One important thing is that cold finger surfaces need to be flat, so it will contact with case and CCD chip with the whole surface area. And that is all – camera was assembled and I performed a few tests. Three series of dark frames were taken with and without cold finger. Exposure times were 3, 5 and 30 seconds, and each serie lasted for 5 minutes. There was 15 minutes break between each serie to cool down the camera.
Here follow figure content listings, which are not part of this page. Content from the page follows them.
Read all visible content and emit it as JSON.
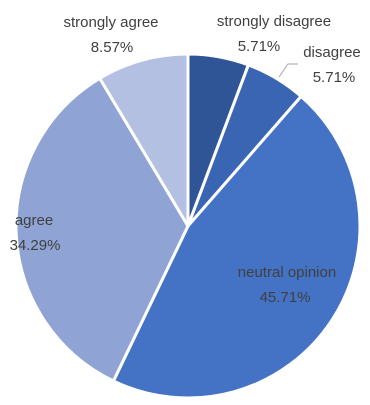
{
  "chart_data": {
    "type": "pie",
    "title": "",
    "slices": [
      {
        "label": "strongly disagree",
        "value": 5.71,
        "value_label": "5.71%",
        "color": "#2f5597"
      },
      {
        "label": "disagree",
        "value": 5.71,
        "value_label": "5.71%",
        "color": "#3a65b3"
      },
      {
        "label": "neutral opinion",
        "value": 45.71,
        "value_label": "45.71%",
        "color": "#4472c4"
      },
      {
        "label": "agree",
        "value": 34.29,
        "value_label": "34.29%",
        "color": "#8fa4d4"
      },
      {
        "label": "strongly agree",
        "value": 8.57,
        "value_label": "8.57%",
        "color": "#b4c0e2"
      }
    ],
    "start_angle": "12 o'clock",
    "direction": "clockwise",
    "label_placement": {
      "strongly disagree": "outside",
      "disagree": "outside-with-leader",
      "neutral opinion": "inside",
      "agree": "inside",
      "strongly agree": "outside"
    },
    "slice_border_color": "#ffffff",
    "text_color": "#404040",
    "legend": "none"
  }
}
Ambient temperature was 21C. Here are sample picture crops from the images taken at the end of each serie (click to enlarge):
Exp. time | Std dev. HOT | Std dev. COLD | Hot px val HOT | Hot px val COLD |
---|---|---|---|---|
3s | 1.18 | 0.65 | 38 | 17 |
5s | 1.89 | 0.89 | 62 | 30 |
30s | 10.5 | 4.39 | 204 | 92 |
Cold finger solution seems to work fine and I have high hopes it will improve stability of guiding process, especially facing the fact that hot pixels are the major pain of QHY5 camera. It probably also benefit when using this camera for making planetary exposures.